Tamil Nadu Forest Department finds circumstantial evidence of poisoning in death of tigers (Lead)
Chennai : A Tamil Nadu Forest Department team, set up to probe the death of two tigers near the Avalanche dam in The Niligiris district, has, in its preliminary investigation, found circumstantial evidence indicating that at least one of the big cats had ingested poison.
The Forest Department on Sunday also clarified that that the two dead tigers were male instead of the earlier statement that they were tigresses, and aged three and eight.
Forest officials said that a cattle carcass was found in a decomposed stage near to the carcasses of the two tigers. The Nilgiris' District Forest Officer S. Gowtham told media persons that the tigers would have consumed the meat of the carcass before their deaths.

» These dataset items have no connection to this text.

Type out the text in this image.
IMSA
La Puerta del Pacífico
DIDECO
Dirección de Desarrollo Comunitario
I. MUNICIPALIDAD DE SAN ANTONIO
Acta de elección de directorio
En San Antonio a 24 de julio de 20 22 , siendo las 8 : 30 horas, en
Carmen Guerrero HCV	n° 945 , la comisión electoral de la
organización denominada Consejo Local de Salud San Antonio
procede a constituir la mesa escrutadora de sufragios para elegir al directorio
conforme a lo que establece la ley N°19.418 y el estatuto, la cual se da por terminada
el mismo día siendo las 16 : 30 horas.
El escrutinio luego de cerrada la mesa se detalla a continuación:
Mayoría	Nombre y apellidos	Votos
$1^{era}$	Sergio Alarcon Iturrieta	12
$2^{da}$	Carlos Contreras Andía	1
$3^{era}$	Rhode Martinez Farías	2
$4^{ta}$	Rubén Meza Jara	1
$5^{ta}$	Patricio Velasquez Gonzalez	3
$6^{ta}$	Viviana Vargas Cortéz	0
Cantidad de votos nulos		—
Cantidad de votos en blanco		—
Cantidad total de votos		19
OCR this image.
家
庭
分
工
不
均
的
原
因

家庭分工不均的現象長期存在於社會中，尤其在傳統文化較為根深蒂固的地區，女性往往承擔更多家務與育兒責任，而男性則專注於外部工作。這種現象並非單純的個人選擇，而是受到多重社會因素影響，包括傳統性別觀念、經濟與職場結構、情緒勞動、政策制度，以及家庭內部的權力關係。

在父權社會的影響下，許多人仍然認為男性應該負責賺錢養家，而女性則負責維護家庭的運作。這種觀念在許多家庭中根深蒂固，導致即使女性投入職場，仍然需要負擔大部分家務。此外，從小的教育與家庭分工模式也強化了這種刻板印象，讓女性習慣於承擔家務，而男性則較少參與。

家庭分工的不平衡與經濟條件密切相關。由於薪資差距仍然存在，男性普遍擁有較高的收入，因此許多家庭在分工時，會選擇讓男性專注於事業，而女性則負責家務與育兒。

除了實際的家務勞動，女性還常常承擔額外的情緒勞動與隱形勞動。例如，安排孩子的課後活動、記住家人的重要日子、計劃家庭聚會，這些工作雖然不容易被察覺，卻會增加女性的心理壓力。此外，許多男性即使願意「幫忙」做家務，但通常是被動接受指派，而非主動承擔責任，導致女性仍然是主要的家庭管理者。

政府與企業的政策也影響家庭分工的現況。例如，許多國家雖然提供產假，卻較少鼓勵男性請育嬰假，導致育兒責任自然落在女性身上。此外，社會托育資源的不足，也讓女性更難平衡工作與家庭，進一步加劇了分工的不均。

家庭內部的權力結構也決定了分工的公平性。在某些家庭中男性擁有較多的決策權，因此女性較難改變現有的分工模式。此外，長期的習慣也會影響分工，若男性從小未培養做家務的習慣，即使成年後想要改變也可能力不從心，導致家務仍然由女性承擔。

The Forest officials said that the department is in the process of identifying the owner of the cattle and is conducting inquiries in the neighbouring villages. The post-mortem report of the carcasses of the tigers found that there was meat, porcupine quills, and hair in the stomach. There were also injuries to the vertebral column of one of the tiger and it was due to fight with another animal.
The department is conducting a forensic analysis of the samples of the two tiger carcasses as well as the carcass of the cattle and is awaiting the report. It has also registered a case under the Wildlife Protection Act in Udhagai South Range.
The number of tigers that died in The Nilgiris district has gone to six in the last month alone. On August 17, a tigress was found dead in Madumalai Tiger Reserve. Two cubs were found dead in Sigur range. A seven-year-old tiger was also found dead in a private tea estate in The Nilgiris.
Tamil Nadu Forest Department officials told IANS that the adult tigers could have died due to infighting while the cubs died as they could not survive in forest after their mother abandoned them.